Friday, 5 July 2019

Scientists 'Thunderstruck' As Arctic Fox Makes Stunning 2,100-Mile Journey in Just 76 Days




A baby Arctic fox with a dark-bluish coat recently made an epic journey on its own, trekking 2,179 miles (3,506 kilometers) in 76 days, crossing stretches of dynamic sea ice and glaciers.

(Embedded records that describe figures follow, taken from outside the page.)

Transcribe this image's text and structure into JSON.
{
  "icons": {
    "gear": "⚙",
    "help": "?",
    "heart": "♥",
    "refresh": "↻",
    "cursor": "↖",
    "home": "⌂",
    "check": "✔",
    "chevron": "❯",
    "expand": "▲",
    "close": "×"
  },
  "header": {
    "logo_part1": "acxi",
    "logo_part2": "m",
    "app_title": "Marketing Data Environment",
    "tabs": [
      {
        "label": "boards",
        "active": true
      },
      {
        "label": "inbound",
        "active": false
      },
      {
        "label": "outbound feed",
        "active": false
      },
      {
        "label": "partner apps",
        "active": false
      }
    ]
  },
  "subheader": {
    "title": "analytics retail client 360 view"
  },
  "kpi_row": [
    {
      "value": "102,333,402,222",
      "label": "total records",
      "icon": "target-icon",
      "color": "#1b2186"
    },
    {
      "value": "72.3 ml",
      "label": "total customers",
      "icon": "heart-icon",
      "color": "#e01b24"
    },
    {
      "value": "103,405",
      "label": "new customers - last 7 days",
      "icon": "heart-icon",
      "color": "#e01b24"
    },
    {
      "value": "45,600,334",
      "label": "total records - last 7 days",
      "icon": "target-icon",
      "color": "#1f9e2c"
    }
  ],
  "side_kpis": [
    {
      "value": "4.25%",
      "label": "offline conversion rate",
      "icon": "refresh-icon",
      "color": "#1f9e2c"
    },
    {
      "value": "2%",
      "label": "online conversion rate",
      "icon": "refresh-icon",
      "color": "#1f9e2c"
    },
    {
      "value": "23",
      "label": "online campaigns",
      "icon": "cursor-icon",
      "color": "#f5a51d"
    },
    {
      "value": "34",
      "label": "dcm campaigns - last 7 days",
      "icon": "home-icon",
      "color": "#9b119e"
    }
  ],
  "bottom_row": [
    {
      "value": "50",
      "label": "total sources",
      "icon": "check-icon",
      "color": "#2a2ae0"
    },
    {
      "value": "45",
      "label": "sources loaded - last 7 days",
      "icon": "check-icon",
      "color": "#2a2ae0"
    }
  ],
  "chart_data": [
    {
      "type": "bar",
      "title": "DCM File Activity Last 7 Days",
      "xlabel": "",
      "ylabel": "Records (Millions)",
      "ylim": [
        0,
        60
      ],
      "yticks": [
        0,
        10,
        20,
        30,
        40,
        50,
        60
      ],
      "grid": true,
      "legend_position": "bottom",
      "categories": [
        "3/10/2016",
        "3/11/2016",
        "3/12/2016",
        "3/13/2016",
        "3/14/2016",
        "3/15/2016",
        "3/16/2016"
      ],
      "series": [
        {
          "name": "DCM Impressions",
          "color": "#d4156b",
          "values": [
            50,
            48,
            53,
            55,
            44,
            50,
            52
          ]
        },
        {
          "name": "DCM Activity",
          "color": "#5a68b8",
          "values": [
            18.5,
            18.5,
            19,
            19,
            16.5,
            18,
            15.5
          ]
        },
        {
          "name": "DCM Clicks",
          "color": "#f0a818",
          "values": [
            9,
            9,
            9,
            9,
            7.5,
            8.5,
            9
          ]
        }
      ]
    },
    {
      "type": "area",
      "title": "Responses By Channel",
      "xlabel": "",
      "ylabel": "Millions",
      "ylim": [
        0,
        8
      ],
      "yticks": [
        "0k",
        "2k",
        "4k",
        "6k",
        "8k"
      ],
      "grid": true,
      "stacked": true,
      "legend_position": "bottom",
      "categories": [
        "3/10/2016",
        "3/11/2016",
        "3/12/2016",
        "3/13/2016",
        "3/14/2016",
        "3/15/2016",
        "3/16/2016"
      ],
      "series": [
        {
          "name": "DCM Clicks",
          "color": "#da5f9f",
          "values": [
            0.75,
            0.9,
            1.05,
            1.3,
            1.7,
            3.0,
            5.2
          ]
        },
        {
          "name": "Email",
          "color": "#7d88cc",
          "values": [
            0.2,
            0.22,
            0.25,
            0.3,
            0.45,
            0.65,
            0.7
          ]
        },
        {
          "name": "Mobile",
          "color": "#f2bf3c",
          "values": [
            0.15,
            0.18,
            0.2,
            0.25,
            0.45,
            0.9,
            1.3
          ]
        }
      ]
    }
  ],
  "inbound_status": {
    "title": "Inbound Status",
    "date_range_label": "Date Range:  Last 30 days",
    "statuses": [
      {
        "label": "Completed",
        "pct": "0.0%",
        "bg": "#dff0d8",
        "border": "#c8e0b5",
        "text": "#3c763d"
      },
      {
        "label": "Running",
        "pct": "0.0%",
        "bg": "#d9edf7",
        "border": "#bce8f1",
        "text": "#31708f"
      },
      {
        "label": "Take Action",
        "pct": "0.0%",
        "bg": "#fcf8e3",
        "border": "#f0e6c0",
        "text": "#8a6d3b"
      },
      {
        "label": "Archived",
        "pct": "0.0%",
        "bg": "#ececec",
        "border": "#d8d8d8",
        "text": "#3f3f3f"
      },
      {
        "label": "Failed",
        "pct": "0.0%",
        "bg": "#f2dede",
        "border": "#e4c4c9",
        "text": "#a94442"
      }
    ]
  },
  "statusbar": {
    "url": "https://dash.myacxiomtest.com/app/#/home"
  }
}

The young female left the Svalbard Archipelago in Norway on March 26, 2018, reaching Greenland 21 days later while searching for food, according to news reports on the case. Then, on June 6, the fox left Greenland, reaching Ellesmere Island in Nunavut, Canada, on June 10, completing one of the longest tracked journeys for an Arctic fox (Vulpes lagopus), according to a research paper describing the feat, published online June 24 in the journal Polar Research.

And the little one wasn't wasting any time, crossing the treacherous scape at a clip of 28.8 miles per day (46.3 km per day) on average and reaching a top speed of 96.3 miles per day (155 km per day) on the ice sheet in northern Greenland, according to the researchers. "This is the fastest movement rate recorded for this species," the scientists, Eva Fuglei, of the Norwegian Polar Institute, and Arnaud Tarroux, of the Norwegian Institute for Nature Research, wrote in the paper. [The 10 Most Incredible Animal Journeys]

"We couldn't believe our eyes at first. We thought perhaps it was dead or had been carried there on a boat, but there were no boats in the area. We were quite thunderstruck," Fuglei told NRK, the Norwegian government's public broadcasting company, as translated by BBC News.